A spokesperson for the embassy did not immediately respond to a request for comment on Soylu’s accusation.

On Monday, Istanbul police identified the suspect in the bombing as Ahlam al-Bashir and said she had been arrested overnight in Istanbul.

Police said she had crossed into Turkey illegally from northern Syria to carry out the attack, adding that she had received orders from Kobani, a Kurdish city in northern Syria. The explosion had been caused by a small amount of TNT left in a bag on the street, police said.

Authorities searched footage from 1,200 security cameras, raided 21 sites and detained 46 other people before finding her, the police statement said.

The PKK denied any involvement in the bombing in a statement posted on the website of its armed wing. Mazloum Abdi, the commander of the Syrian Democratic Forces, also denied in a post on Twitter any connection to his forces.

During his visit to the bombing site, Soylu vowed that Turkey would retaliate, without specifics, and lamented the disruption of years of calm.

“We are embarrassed in front of our people on that matter,” he said.

For many Turks, the bombing recalled tense days from 2015-17 when such attacks were more common.

The dead included a father and his 9-year-old daughter; a couple; and a mother and her 15-year-old daughter, officials said. More than 80 people were injured.

Istiklal Avenue, where the bombing took place, was open Monday and visitors laid red flowers on a memorial at the site to commemorate the dead.

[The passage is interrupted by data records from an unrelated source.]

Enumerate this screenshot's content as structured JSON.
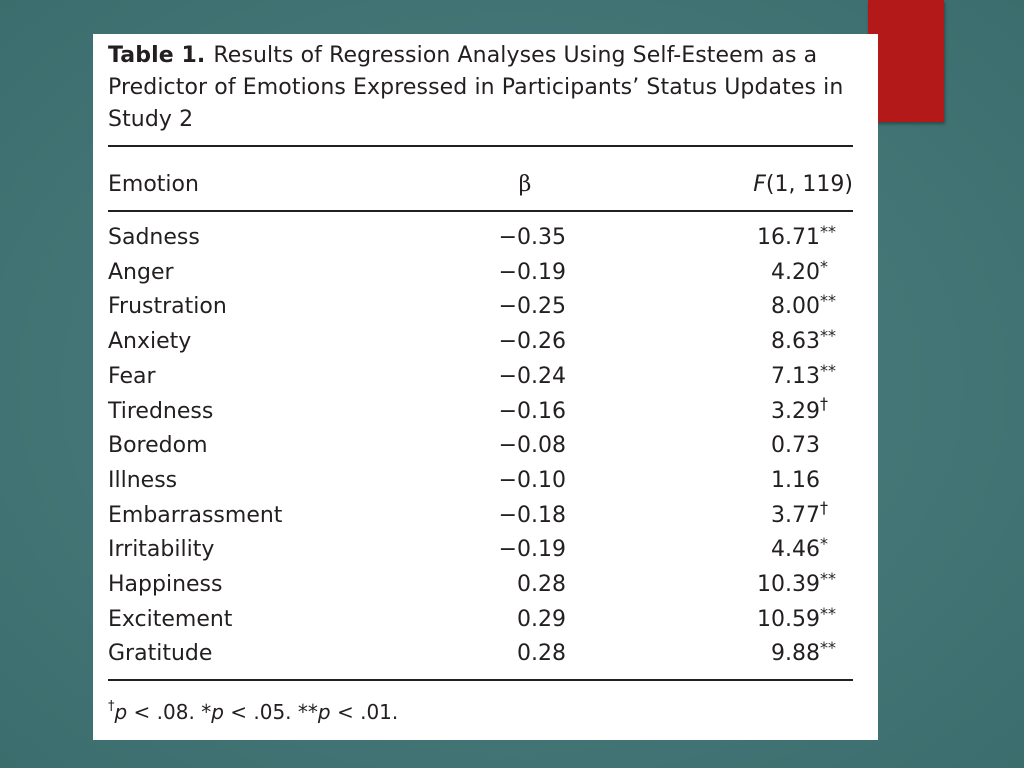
{
  "table": {
    "label": "Table 1.",
    "title": "Results of Regression Analyses Using Self-Esteem as a Predictor of Emotions Expressed in Participants’ Status Updates in Study 2",
    "columns": {
      "emotion": "Emotion",
      "beta": "β",
      "f_stat_italic": "F",
      "f_stat_rest": "(1, 119)"
    },
    "rows": [
      {
        "emotion": "Sadness",
        "beta": "−0.35",
        "f": "16.71",
        "sig": "**"
      },
      {
        "emotion": "Anger",
        "beta": "−0.19",
        "f": "4.20",
        "sig": "*"
      },
      {
        "emotion": "Frustration",
        "beta": "−0.25",
        "f": "8.00",
        "sig": "**"
      },
      {
        "emotion": "Anxiety",
        "beta": "−0.26",
        "f": "8.63",
        "sig": "**"
      },
      {
        "emotion": "Fear",
        "beta": "−0.24",
        "f": "7.13",
        "sig": "**"
      },
      {
        "emotion": "Tiredness",
        "beta": "−0.16",
        "f": "3.29",
        "sig": "†"
      },
      {
        "emotion": "Boredom",
        "beta": "−0.08",
        "f": "0.73",
        "sig": ""
      },
      {
        "emotion": "Illness",
        "beta": "−0.10",
        "f": "1.16",
        "sig": ""
      },
      {
        "emotion": "Embarrassment",
        "beta": "−0.18",
        "f": "3.77",
        "sig": "†"
      },
      {
        "emotion": "Irritability",
        "beta": "−0.19",
        "f": "4.46",
        "sig": "*"
      },
      {
        "emotion": "Happiness",
        "beta": "0.28",
        "f": "10.39",
        "sig": "**"
      },
      {
        "emotion": "Excitement",
        "beta": "0.29",
        "f": "10.59",
        "sig": "**"
      },
      {
        "emotion": "Gratitude",
        "beta": "0.28",
        "f": "9.88",
        "sig": "**"
      }
    ],
    "note": {
      "dagger": "†",
      "p1": "p",
      "t1": " < .08. *",
      "p2": "p",
      "t2": " < .05. **",
      "p3": "p",
      "t3": " < .01."
    }
  },
  "colors": {
    "background": "#437576",
    "accent": "#b4191a",
    "card": "#ffffff",
    "text": "#231f20"
  }
}
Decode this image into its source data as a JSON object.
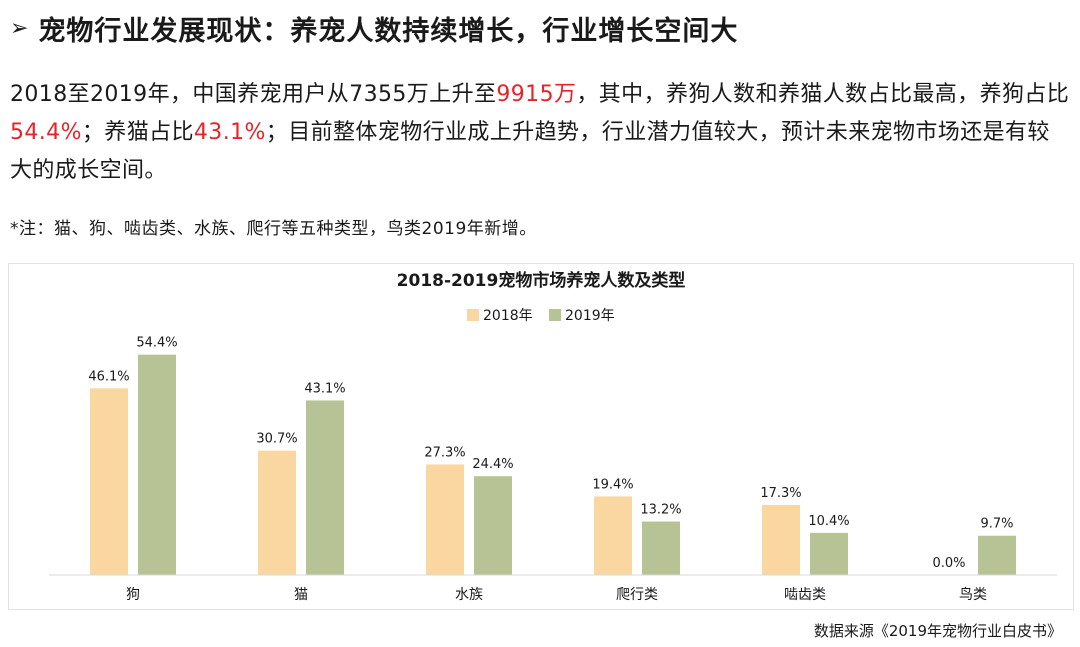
{
  "header": {
    "bullet": "➢",
    "title": "宠物行业发展现状：养宠人数持续增长，行业增长空间大"
  },
  "paragraph": {
    "seg1": "2018至2019年，中国养宠用户从7355万上升至",
    "seg2": "9915万",
    "seg3": "，其中，养狗人数和养猫人数占比最高，养狗占比",
    "seg4": "54.4%",
    "seg5": "；养猫占比",
    "seg6": "43.1%",
    "seg7": "；目前整体宠物行业成上升趋势，行业潜力值较大，预计未来宠物市场还是有较大的成长空间。"
  },
  "note": "*注：猫、狗、啮齿类、水族、爬行等五种类型，鸟类2019年新增。",
  "source": "数据来源《2019年宠物行业白皮书》",
  "colors": {
    "accent_red": "#e8222a",
    "series_2018": "#fad7a0",
    "series_2019": "#b7c394"
  },
  "chart_data": {
    "type": "bar",
    "title": "2018-2019宠物市场养宠人数及类型",
    "categories": [
      "狗",
      "猫",
      "水族",
      "爬行类",
      "啮齿类",
      "鸟类"
    ],
    "series": [
      {
        "name": "2018年",
        "values": [
          46.1,
          30.7,
          27.3,
          19.4,
          17.3,
          0.0
        ],
        "labels": [
          "46.1%",
          "30.7%",
          "27.3%",
          "19.4%",
          "17.3%",
          "0.0%"
        ]
      },
      {
        "name": "2019年",
        "values": [
          54.4,
          43.1,
          24.4,
          13.2,
          10.4,
          9.7
        ],
        "labels": [
          "54.4%",
          "43.1%",
          "24.4%",
          "13.2%",
          "10.4%",
          "9.7%"
        ]
      }
    ],
    "ylim": [
      0,
      60
    ],
    "unit": "%",
    "grid": false,
    "legend_position": "top-center",
    "xlabel": "",
    "ylabel": ""
  }
}
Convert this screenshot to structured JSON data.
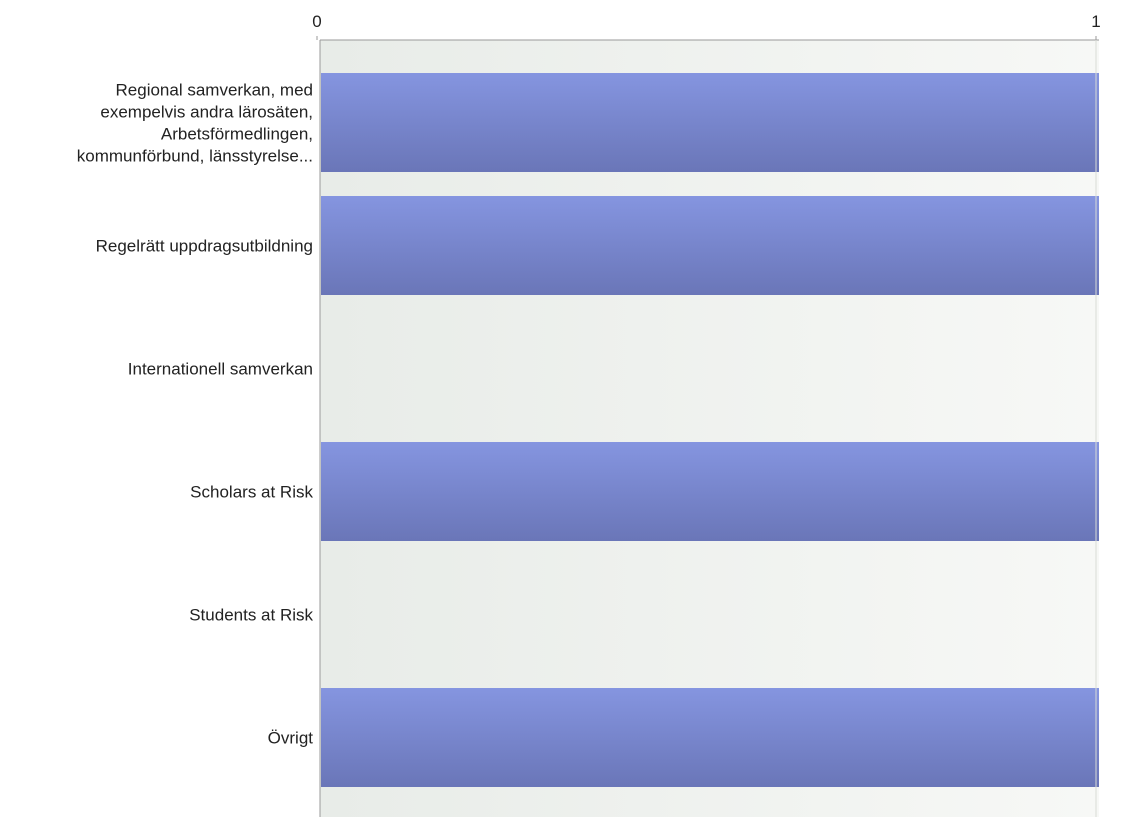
{
  "chart_data": {
    "type": "bar",
    "orientation": "horizontal",
    "categories": [
      [
        "Regional samverkan, med",
        "exempelvis andra lärosäten,",
        "Arbetsförmedlingen,",
        "kommunförbund, länsstyrelse..."
      ],
      [
        "Regelrätt uppdragsutbildning"
      ],
      [
        "Internationell samverkan"
      ],
      [
        "Scholars at Risk"
      ],
      [
        "Students at Risk"
      ],
      [
        "Övrigt"
      ]
    ],
    "values": [
      1,
      1,
      0,
      1,
      0,
      1
    ],
    "xlim": [
      0,
      1
    ],
    "x_ticks": [
      "0",
      "1"
    ],
    "x_axis_position": "top",
    "grid": false,
    "legend": "none",
    "colors": {
      "bar_top": "#8595e0",
      "bar_bottom": "#6a76b8",
      "plot_bg_left": "#e8ece8",
      "plot_bg_right": "#f7f8f6",
      "axis": "#9a9a9a"
    }
  }
}
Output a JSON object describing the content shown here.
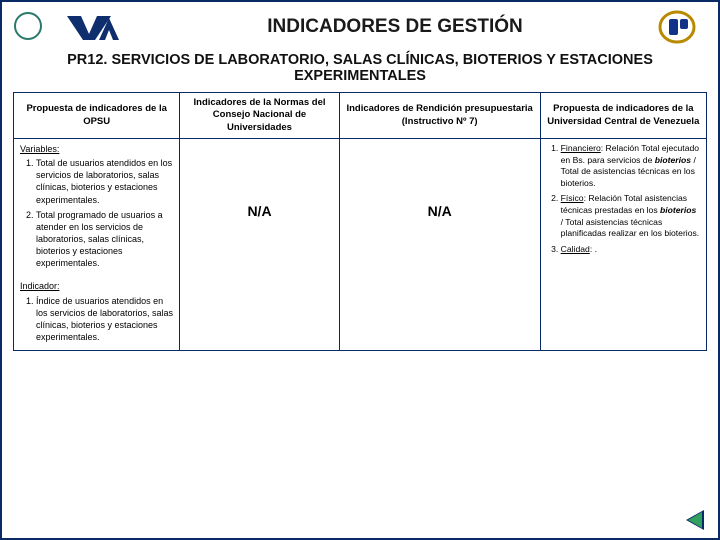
{
  "header": {
    "title": "INDICADORES DE GESTIÓN",
    "subtitle": "PR12. SERVICIOS DE LABORATORIO, SALAS CLÍNICAS, BIOTERIOS Y ESTACIONES EXPERIMENTALES",
    "logo_left_colors": {
      "shape": "#0e2e6d",
      "bg": "#ffffff"
    },
    "logo_right_colors": {
      "ring": "#b88a00",
      "plug": "#12328a"
    }
  },
  "columns": {
    "c1": "Propuesta de indicadores de la OPSU",
    "c2": "Indicadores de la Normas del Consejo Nacional de Universidades",
    "c3": "Indicadores de Rendición presupuestaria (Instructivo Nº 7)",
    "c4": "Propuesta de indicadores de la Universidad Central de Venezuela"
  },
  "cell1": {
    "variables_label": "Variables:",
    "variables": [
      "Total de usuarios atendidos en los servicios de laboratorios, salas clínicas, bioterios y estaciones experimentales.",
      "Total programado de usuarios a atender en los servicios de laboratorios, salas clínicas, bioterios y estaciones experimentales."
    ],
    "indicador_label": "Indicador:",
    "indicadores": [
      "Índice de usuarios atendidos en los servicios de laboratorios, salas clínicas, bioterios y estaciones experimentales."
    ]
  },
  "cell2": {
    "value": "N/A"
  },
  "cell3": {
    "value": "N/A"
  },
  "cell4": {
    "items": [
      {
        "label": "Financiero",
        "text": ": Relación Total ejecutado en Bs. para servicios de ",
        "bolditalic": "bioterios",
        "tail": " / Total de asistencias técnicas en los bioterios."
      },
      {
        "label": "Físico",
        "text": ": Relación Total asistencias técnicas prestadas en los ",
        "bolditalic": "bioterios",
        "tail": " / Total asistencias técnicas planificadas realizar en los bioterios."
      },
      {
        "label": "Calidad",
        "text": ": .",
        "bolditalic": "",
        "tail": ""
      }
    ]
  },
  "nav": {
    "back": "back-arrow"
  },
  "colors": {
    "border": "#0a2a66",
    "accent_circle": "#2a7a6a",
    "arrow_fill": "#2fa060"
  }
}
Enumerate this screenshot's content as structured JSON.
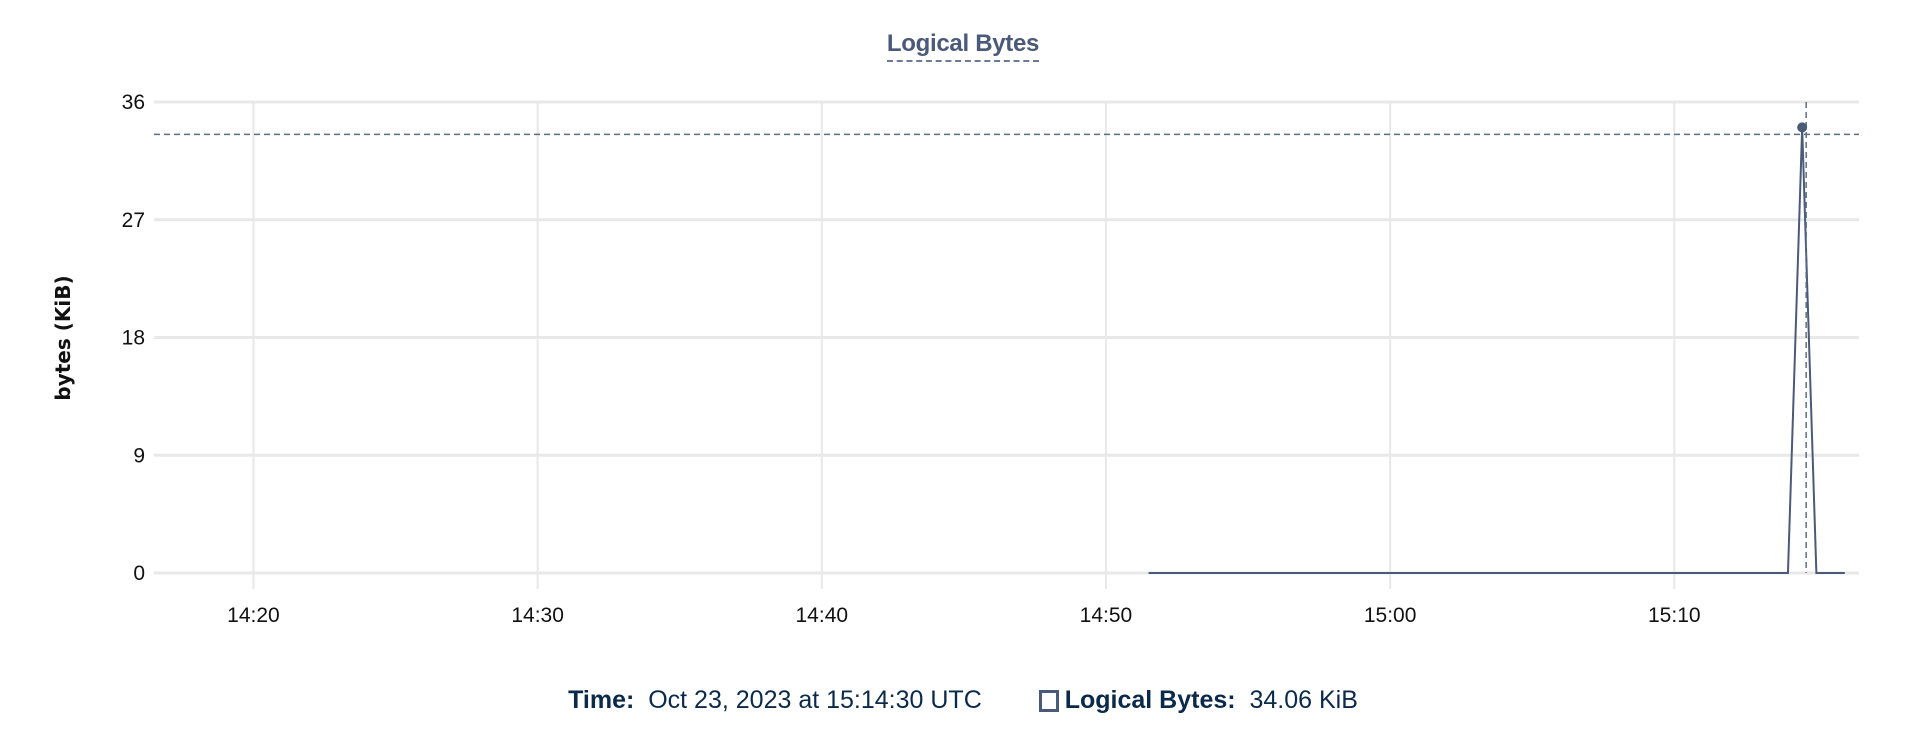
{
  "chart_data": {
    "type": "line",
    "title": "Logical Bytes",
    "ylabel": "bytes (KiB)",
    "xlabel": "",
    "ylim": [
      0,
      36
    ],
    "xlim": [
      "14:16:30",
      "15:16:30"
    ],
    "yticks": [
      "0",
      "9",
      "18",
      "27",
      "36"
    ],
    "xticks": [
      "14:20",
      "14:30",
      "14:40",
      "14:50",
      "15:00",
      "15:10"
    ],
    "grid": true,
    "series": [
      {
        "name": "Logical Bytes",
        "color": "#4a5a78",
        "x": [
          "14:51:30",
          "15:14:00",
          "15:14:30",
          "15:15:00",
          "15:16:00"
        ],
        "y": [
          0,
          0,
          34.06,
          0,
          0
        ]
      }
    ],
    "hover": {
      "time_label": "Time:",
      "time_value": "Oct 23, 2023 at 15:14:30 UTC",
      "series_label": "Logical Bytes:",
      "series_value": "34.06 KiB"
    }
  }
}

In the city of Adana in southern Turkey, government officials and family members gathered at the airport to receive the bodies of Yusuf Meydan, 34, and his daughter, Ecrin, 9, who died in the bombing while their mother was inside a nearby shop. The family had been in Istanbul for Meydan’s brother’s engagement ceremony, relatives said.

As the coffins were removed from the plane and carried by soldiers to a car, the mother, Mevlide, cried and kissed photographs of her husband and daughter. During the burial at a nearby cemetery, she pleaded to see her daughter one last time.

“She is my baby,” she said. “I want a piece of her hair.”